Liberals, you know what hurts children? Look in the mirror. Your complicity with a regime of austerity that deprives poor people’s kids of everything they need in order to thrive. That’s what the teachers are protesting. Not only are they seeking to improve their own dismal labour conditions, they are fighting to save Chicago’s public schools – and kids – from Democratic politicians who seek to destroy them. 

“Keeping class sizes small is one of the few proven ways to narrow the achievement gap between rich and poor children.”

The educators are asking for better learning conditions for the children they teach, including smaller class sizes. In early grades, it is well documented that large class sizes hurt student achievement. Keeping class sizes small is one of the few proven ways to narrow the achievement gap between rich and poor children. 

It doesn’t matter how you measure that “achievement” – whether it’s scoring well on standardised tests, graduating on time, graduating with honours, graduating at all, attending college, the children in the smaller classes do better. Despite this research, class sizes in Chicago – under Democratic mayors – have increased steadily over the past two decades, with one kindergarten teacher telling the New York Times today that she has 43 five-year-olds in her class. This “hurts children”. 

Chicago teachers are also protesting a testing regime that only rewards schools for performance gains on reading and writing. With budgets brutally stretched, in a system that punishes poor test scores by closing down schools and firing teachers, the arts have also suffered in Chicago’s schools. 

In 2011, only a fourth of the city’s neighbourhood schools had a full-time art teacher and a full-time music teacher, and 42 per cent of them had neither. Mayor Emanuel obviously knows that such a state of affairs is intolerable for children, as he sends his own to a progressive school with whose director staunchly opposes standardised testing, as labour journalist Mike Elk has reported in In These Times. Standardised testing also hurts children, though not Mayor Emanuel’s children. 

No libraries 

Blowhards on Twitter, op-ed pages and other venues far from the reality of urban Chicago blame all the problems of public schools on teachers. But last February, in a report called, “The Schools Chicago’s Students Deserve”, the union pointed out the schools’ horrifying poverty, noting that 160 Chicago schools do not have libraries, and few offer foreign language classes. 

If the city were to stop spending vast sums of money on privatisation experiments, it would cost relatively little to give all Chicago children the well-rounded, quality education they need. By going on strike, the teachers are building political power, putting themselves in a position to force such changes. 

That’s probably why so many parents support the teachers. The Murdoch-owned Wall Street Journal, which loves neo-liberal school reform and hates teachers, in a news story today, attempted to show how disruptive the strike was for working-class families. This was not, of course, difficult to demonstrate. 

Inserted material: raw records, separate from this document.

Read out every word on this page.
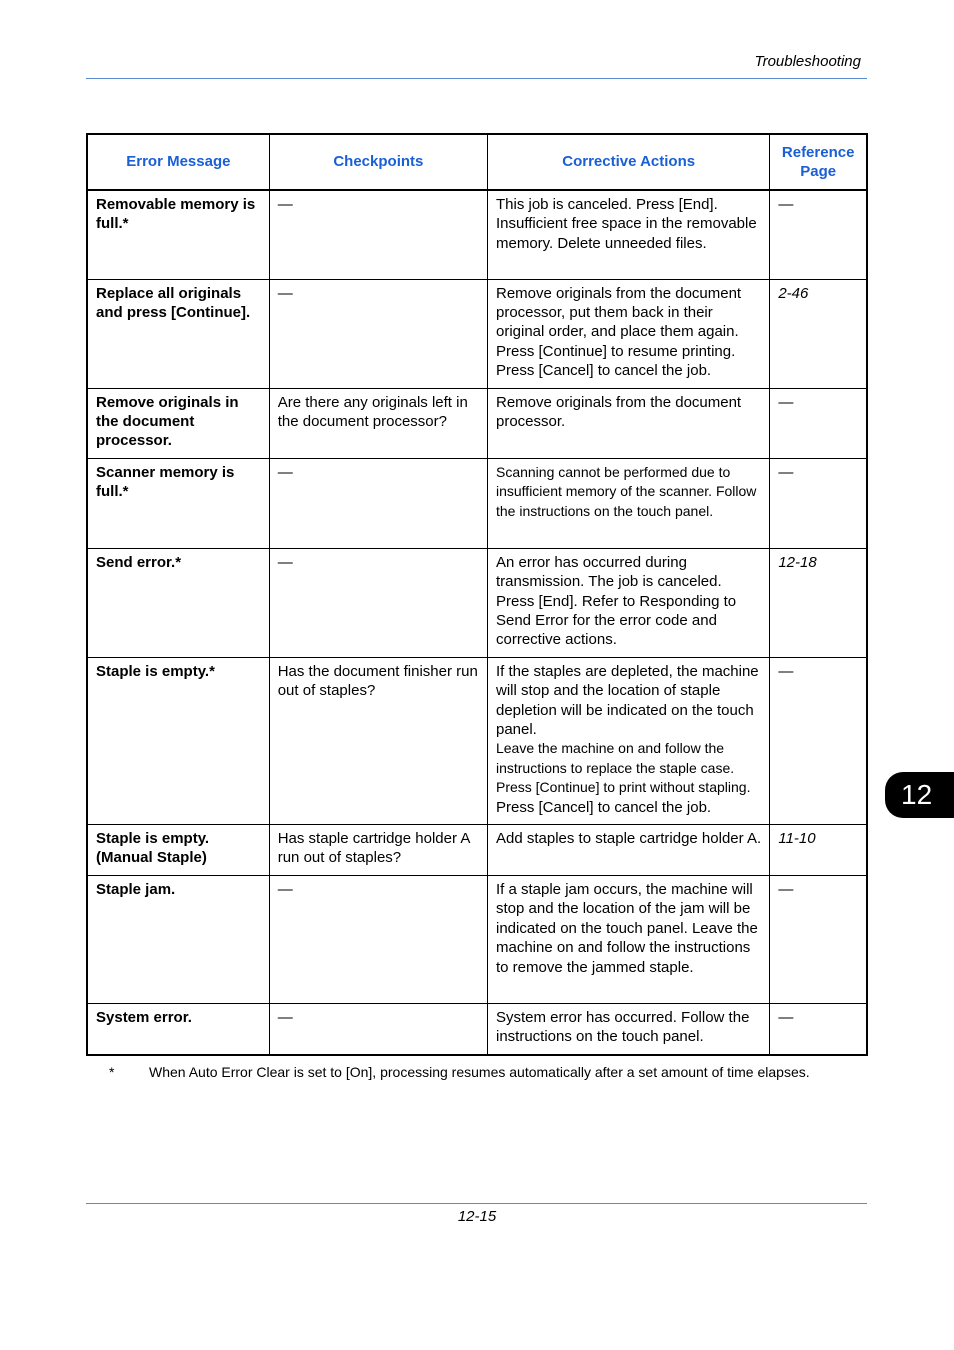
Troubleshooting
Error Message	Checkpoints	Corrective Actions	Reference Page
Removable memory is full.*	—	This job is canceled. Press [End]. Insufficient free space in the removable memory. Delete unneeded files.	—
Replace all originals and press [Continue].	—	Remove originals from the document processor, put them back in their original order, and place them again. Press [Continue] to resume printing. Press [Cancel] to cancel the job.	2-46
Remove originals in the document processor.	Are there any originals left in the document processor?	Remove originals from the document processor.	—
Scanner memory is full.*	—	Scanning cannot be performed due to insufficient memory of the scanner. Follow the instructions on the touch panel.	—
Send error.*	—	An error has occurred during transmission. The job is canceled. Press [End]. Refer to Responding to Send Error for the error code and corrective actions.	12-18
Staple is empty.*	Has the document finisher run out of staples?	If the staples are depleted, the machine will stop and the location of staple depletion will be indicated on the touch panel.
Leave the machine on and follow the instructions to replace the staple case.
Press [Continue] to print without stapling.
Press [Cancel] to cancel the job.	—
Staple is empty. (Manual Staple)	Has staple cartridge holder A run out of staples?	Add staples to staple cartridge holder A.	11-10
Staple jam.	—	If a staple jam occurs, the machine will stop and the location of the jam will be indicated on the touch panel. Leave the machine on and follow the instructions to remove the jammed staple.	—
System error.	—	System error has occurred. Follow the instructions on the touch panel.	—
* When Auto Error Clear is set to [On], processing resumes automatically after a set amount of time elapses.
12-15
12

Whether parents work in offices or a bakery, bringing kids to work is stressful, and in some jobs simply untenable. Yet most parents interviewed in the Journal article supported the teachers’ strike. 

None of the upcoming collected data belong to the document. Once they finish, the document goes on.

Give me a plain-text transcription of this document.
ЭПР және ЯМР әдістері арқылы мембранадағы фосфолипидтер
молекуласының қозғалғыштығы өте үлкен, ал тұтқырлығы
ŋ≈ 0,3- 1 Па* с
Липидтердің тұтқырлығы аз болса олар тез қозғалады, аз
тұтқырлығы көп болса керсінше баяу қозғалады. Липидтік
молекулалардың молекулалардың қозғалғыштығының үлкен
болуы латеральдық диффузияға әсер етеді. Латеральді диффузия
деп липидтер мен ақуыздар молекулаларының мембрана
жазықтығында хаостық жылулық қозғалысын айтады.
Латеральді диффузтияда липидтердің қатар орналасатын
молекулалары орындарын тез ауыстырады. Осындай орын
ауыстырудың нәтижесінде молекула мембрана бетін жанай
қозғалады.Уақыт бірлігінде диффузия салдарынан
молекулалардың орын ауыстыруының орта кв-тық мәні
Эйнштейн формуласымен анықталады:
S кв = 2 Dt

Indeed, a poll today published by the Chicago Sun-Times, a Democratic-leaning paper biased against the teachers, found that – even using “likely registered voters”, a poll sample that would likely be more conservative than the general population – nearly half the Chicago residents surveyed supported the strike. 

Sure, it’s inconvenient for parents to find childcare – or bring kids to work – when teachers are on strike. It’s also inconvenient to go to the doctor, or take medicine, but worth it if the patient would otherwise die. Public education can’t be saved without a serious political shock to the system. Chicago’s teachers understand that. 

Liza Featherstone is a public school parent in Brooklyn, New York. She’s also a contributing writer to The Nation, and writes on education for Newsday, the Brooklyn Rail and many other publications.